The June 2014 unemployment data from the Bureau of Labor Statistics shows that Veterans are, as a whole, doing slightly better than non-Veterans despite increases in unemployment.
The 12 month rolling averages show that Veterans and non-Veterans overall are doing better than they were a year ago. Gulf War II Veteran unemployment has consistently decreased since February 2014.
Veteran unemployment rates increased by .4 percent while non-Veteran unemployment rates increased by .1 percent. Gulf War II Veteran unemployment rates increased by 1.7 percent.
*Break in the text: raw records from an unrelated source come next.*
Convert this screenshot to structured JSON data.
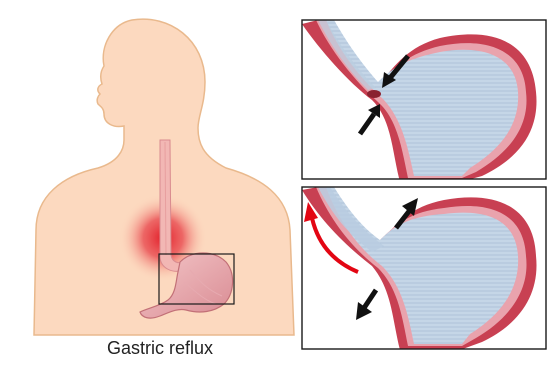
{
  "caption": "Gastric reflux",
  "colors": {
    "skin": "#fcd9bf",
    "skin_outline": "#e9b98d",
    "stomach_wall": "#c84052",
    "stomach_lining": "#e9a3ad",
    "contents": "#b9cde0",
    "inflammation": "#e2202a",
    "arrow": "#111111",
    "reflux_arrow": "#e30613",
    "panel_border": "#1a1a1a"
  },
  "panels": [
    {
      "name": "normal-sphincter",
      "arrows": [
        "arrow-inward-upper",
        "arrow-inward-lower"
      ]
    },
    {
      "name": "reflux-sphincter",
      "arrows": [
        "arrow-outward-upper",
        "arrow-outward-lower",
        "reflux-arrow"
      ]
    }
  ],
  "icons": {
    "body": "torso-silhouette-icon",
    "stomach": "stomach-icon",
    "esophagus": "esophagus-icon",
    "highlight": "inflammation-glow-icon"
  }
}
From May to June in both 2013 and 2014, we saw that women, both Veterans and non-Veterans, had increased unemployment rates, as did non-Veterans in general. During those times, Gulf War II Veteran women in particular had higher rates.
Conversely, we see inconsistencies in all Veterans, Gulf War II Veterans, male Veterans in general and male Veterans of Gulf War II with decreased unemployment rates from May to June 2013 but increased rates from May to June 2014.
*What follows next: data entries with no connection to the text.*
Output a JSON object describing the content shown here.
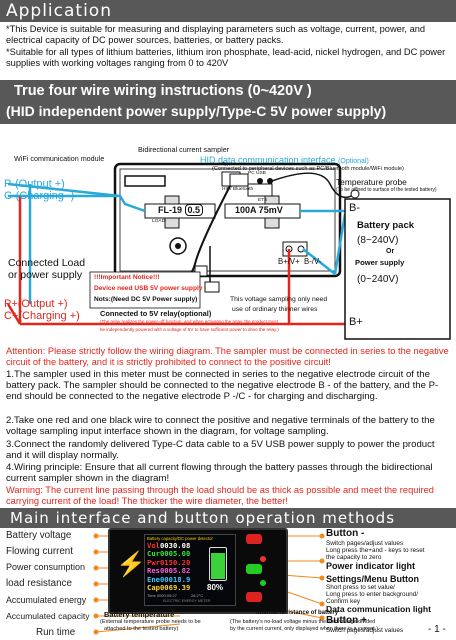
{
  "application": {
    "title": "Application",
    "line1": "*This Device is suitable for measuring and displaying parameters such as voltage, current, power, and electrical capacity of DC power sources, batteries, or battery packs.",
    "line2": "*Suitable for all types of lithium batteries, lithium iron phosphate, lead-acid, nickel hydrogen, and DC power supplies with working voltages ranging from 0 to 420V"
  },
  "wiring_header": {
    "line1": "True four wire wiring instructions (0~420V )",
    "line2": "(HID independent power supply/Type-C 5V power supply)"
  },
  "diagram": {
    "bidirectional_sampler": "Bidirectional current sampler",
    "wifi_module": "WiFi communication module",
    "hid_title": "HID data communication interface",
    "hid_optional": "(Optional)",
    "hid_sub": "(Connected to peripheral devices such as PC/Bluetooth module/WiFi module)",
    "temp_probe": "Temperature probe",
    "temp_probe_sub": "(To be affixed to surface of the tested battery)",
    "p_output": "P-(Output +)",
    "c_charging": "C-(Charging -)",
    "typec_small": "Type-c",
    "pc_usb": "PC USB",
    "hid_bluetooth": "HID/ Bluetooth",
    "ets": "ETS",
    "fl_label": "FL-19",
    "fl_value": "0.5",
    "shunt_label": "100A 75mV",
    "load_small": "LOAD-",
    "b_minus": "B-",
    "battery_pack": "Battery pack",
    "battery_range": "(8~240V)",
    "or": "Or",
    "power_supply": "Power supply",
    "power_range": "(0~240V)",
    "connected_load": "Connected Load",
    "or_power_supply": "or power supply",
    "notice_title": "!!!Important Notice!!!",
    "notice_line1": "Device need USB 5V power supply",
    "notice_line2": "Nots:(Need DC 5V Power supply)",
    "b_plus_minus": "B+/V+  B-/V-",
    "voltage_sampling_note": "This voltage sampling only need",
    "voltage_sampling_note2": "use of ordinary thinner wires",
    "p_plus": "P+(Output +)",
    "c_plus": "C+(Charging +)",
    "relay_title": "Connected to 5V relay(optional)",
    "relay_sub1": "(The relay realizes the power-off function, and when activating the relay, the product must",
    "relay_sub2": "be independently powered with a voltage of 5V to have sufficient power to drive the relay.)",
    "b_plus": "B+"
  },
  "instructions": {
    "attention": "Attention: Please strictly follow the wiring diagram. The sampler must be connected in series to the negative circuit of the battery, and it is strictly prohibited to connect to the positive circuit!",
    "step1": "1.The sampler used in this meter must be connected in series to the negative electrode circuit of the battery pack. The sampler should be connected to the negative electrode B - of the battery, and the P- end should be connected to the negative electrode P -/C - for charging and discharging.",
    "step2": "2.Take one red and one black wire to connect the positive and negative terminals of the battery to the voltage sampling input interface shown in the diagram, for voltage sampling.",
    "step3": "3.Connect the randomly delivered Type-C data cable to a 5V USB power supply to power the product and it will display normally.",
    "step4": "4.Wiring principle: Ensure that all current flowing through the battery passes through the bidirectional current sampler shown in the diagram!",
    "warning": "Warning: The current line passing through the load should be as thick as possible and meet the required carrying current of the load! The thicker the wire diameter, the better!"
  },
  "main_interface": {
    "title": "Main interface and button operation methods",
    "left_labels": [
      "Battery voltage",
      "Flowing current",
      "Power consumption",
      "load resistance",
      "Accumulated energy",
      "Accumulated capacity",
      "Run time"
    ],
    "right": {
      "button_minus": "Button -",
      "button_minus_sub1": "Switch pages/adjust values",
      "button_minus_sub2": "Long press the+and - keys to reset",
      "button_minus_sub3": "the capacity to zero",
      "power_light": "Power indicator light",
      "settings": "Settings/Menu Button",
      "settings_sub1": "Short press to set value/",
      "settings_sub2": "Long press to enter background/",
      "settings_sub3": "Confirm key",
      "data_light": "Data communication light",
      "button_plus": "Button +",
      "button_plus_sub": "Switch pages/adjust values"
    },
    "bottom_left_title": "Battery temperature",
    "bottom_left_sub1": "(External temperature probe needs to be",
    "bottom_left_sub2": "attached to the tested battery)",
    "bottom_right_title": "Internal resistance of battery",
    "bottom_right_sub1": "(The battery's no-load voltage minus the load voltage divided",
    "bottom_right_sub2": "by the current current, only displayed when there is a current.)",
    "page_number": "- 1 -"
  },
  "screen": {
    "header": "Battery capacity/DC power detector",
    "vol_label": "Vol",
    "vol_value": "0030.08",
    "cur_label": "Cur",
    "cur_value": "0005.00",
    "pwr_label": "Pwr",
    "pwr_value": "0150.20",
    "res_label": "Res",
    "res_value": "0005.82",
    "ene_label": "Ene",
    "ene_value": "00018.9",
    "cap_label": "Cap",
    "cap_value": "0069.39",
    "percent": "80%",
    "time": "Time 0000:05:27",
    "temp": "28.2°C",
    "footer": "ELECTRIC ENERGY METER"
  },
  "colors": {
    "band": "#585858",
    "red": "#e3261c",
    "blue": "#1f5fcf",
    "cyan": "#29a9d8",
    "green": "#3ad13a"
  }
}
Women Veterans, specifically Gulf War II women Veterans, are doing worse than non-Veteran women. The unemployment rate for women Veterans as a whole increased by 1.7 percent while non-Veteran women unemployment rate increased by .1 percent. Gulf War II Veteran women’s unemployment increased by 3 percent.
Male Veterans as a whole are doing better than their non-Veteran counterparts for the past year. Last month, the unemployment rate for Gulf War II male Veterans dropped below their non-Veteran counterparts for the first time since July 2013. This month the Gulf War II male Veterans’ unemployment rate increased by 1.3 percent putting them .2 percent higher than non-Veteran men.
In April, Joining Forces launched the Veterans Employment Center, a new online platform which supports transitioning service members, veterans, and their spouses looking for new career opportunities. This site helps simplify the job search process by providing the most important online career tools within government in one place. This tool is a result of collaboration between the Department of Defense, Department of Labor, Office of Personnel Management, Small Business Administration and the Department of Veterans Affairs.
Job seekers can use the “military skills translator” to match military career tracks with civilian occupations and critical skills, create and upload a resume online, and find public and private job openings in a single search. Employers are provided with a direct feed of resumes from Veteran applicants, can view reverse skills translation (military to civilian skills) for applicants, and can make public their own Veterans hiring goals.